Organizers of the 2020 Tokyo Olympics unveiled the competition schedule on Tuesday, giving fans hoping to attend the games their first opportunity to plan their itineraries.
Tokyo 2020 sports director Koji Murofushi walked a full news conference through the highlights of the marquee event, which will run from July 24 to Aug. 9.
“We will have 17 exciting days with a record 33 sports and 339 events,” Murofushi said. “Every day except for the opening and closing days, we will have about 20 gold-medal events. The schedule has a lot of excitement, not just in Tokyo but in venues across Japan.”
The competition will begin two days before the July 24 opening ceremony, with softball and women’s soccer players taking to the field on July 22.

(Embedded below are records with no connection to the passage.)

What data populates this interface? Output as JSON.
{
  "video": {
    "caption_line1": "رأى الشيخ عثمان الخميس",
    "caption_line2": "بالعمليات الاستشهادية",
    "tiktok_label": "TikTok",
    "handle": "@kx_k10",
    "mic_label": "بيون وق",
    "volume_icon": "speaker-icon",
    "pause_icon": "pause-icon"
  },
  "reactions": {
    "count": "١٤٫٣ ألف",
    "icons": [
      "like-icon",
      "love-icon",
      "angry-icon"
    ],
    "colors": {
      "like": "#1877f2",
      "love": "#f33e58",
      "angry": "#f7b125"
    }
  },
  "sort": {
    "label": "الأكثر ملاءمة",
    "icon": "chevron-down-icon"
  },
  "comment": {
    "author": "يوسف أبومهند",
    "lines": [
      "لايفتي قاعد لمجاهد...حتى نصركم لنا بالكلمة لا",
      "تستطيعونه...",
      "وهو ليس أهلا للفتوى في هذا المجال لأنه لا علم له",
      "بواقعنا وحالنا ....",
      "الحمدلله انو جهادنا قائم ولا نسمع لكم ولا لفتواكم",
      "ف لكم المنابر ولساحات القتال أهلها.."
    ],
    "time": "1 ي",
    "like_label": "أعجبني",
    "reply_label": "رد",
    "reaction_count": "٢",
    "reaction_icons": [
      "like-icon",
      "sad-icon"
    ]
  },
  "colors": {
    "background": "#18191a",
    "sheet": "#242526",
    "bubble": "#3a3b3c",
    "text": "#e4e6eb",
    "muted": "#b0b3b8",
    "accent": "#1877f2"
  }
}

“With the schedule announced, we can finally begin preparations,” said Japan softball coach Reika Utsugi, whose team will play at the renovated Fukushima Azuma Baseball Stadium. “We can contribute to the recovery of (the Tohoku area) by performing well and encouraging people affected in those areas.”
Utsugi was not concerned with the announced 9 a.m. start of some softball games.
“For softball, 9 a.m. is early. But we have more than a year to prepare,” Utsugi said. “Softball doesn’t have a set time — you play until you win. Some teams will start early, some teams will start late, and we have to prepare for whatever conditions (we face).”
The penultimate day of competition, Aug. 8, will see a record 30 gold medals awarded in what organizers are dubbing a “Super Saturday.”
That includes the men’s basketball final, which will tip off at 11:30 a.m. at Saitama Super Arena. While the start time will benefit viewers in the United States, Murofushi said that international broadcasters were not directly consulted during the development of the schedule.
“We only consulted with OBS (Olympic Broadcast Services),” Murofushi said. “We were able to imagine the audience of each sport and consider that (with other factors) when making the schedule.”
The previous weekend will see 21 and 26 gold medals awarded, respectively, on another “Super Saturday” as well as a “Golden Sunday” on Aug. 1-2. This includes the popular men’s 100-meter final, which will take place at New National Stadium on the evening of Aug. 2.
Specialists in the 400-meter race will have several chances to medal — the schedule allows for runners in that discipline to compete in the mixed relay, individual race, and single-gender relay.
In addition to concerns regarding the previously announced 6 a.m. start to the Aug. 9 men’s and women’s marathon, which was pushed up to spare runners the worst of Tokyo’s notorious summer heat, Murofushi also fielded questions regarding the swimming competition, with many sessions beginning at 10:30 a.m. in a repeat of the criticized Beijing 2008 schedule.
“The International Olympic Committee and FINA (the International Swimming Federation) gave their permission (for the schedule),” Murofushi said. “Of course we got advice and opinions from athletes, but we need to look at the games as a whole. We need to consider local and global audience when adjusting the overall schedule.
“I think the schedule is balanced in a comprehensive way. The athletes, when they know the schedule in advance, can make adjustments. I’d like them to do their best.”
Japan men’s judo head coach Kosei Inoue, a gold medalist in the under-100-kg category at Sydney 2000, recalled his excitement watching other sports while serving as team captain during Athens 2004.
“When I was captain, I watched other (sports) after finishing mine, and I can’t forget the excitement I felt back then,” Inoue said. “I’m looking forward to that same excitement in Tokyo through watching the different sports.”
While a provisional schedule featuring day and night sessions for boxing was announced, individual weight class schedules were not disclosed due to the sport’s uncertain status for these Olympics.
The detailed schedule for the 2020 Tokyo Paralympics is expected to be announced by this summer, when ticketing for that event will also begin.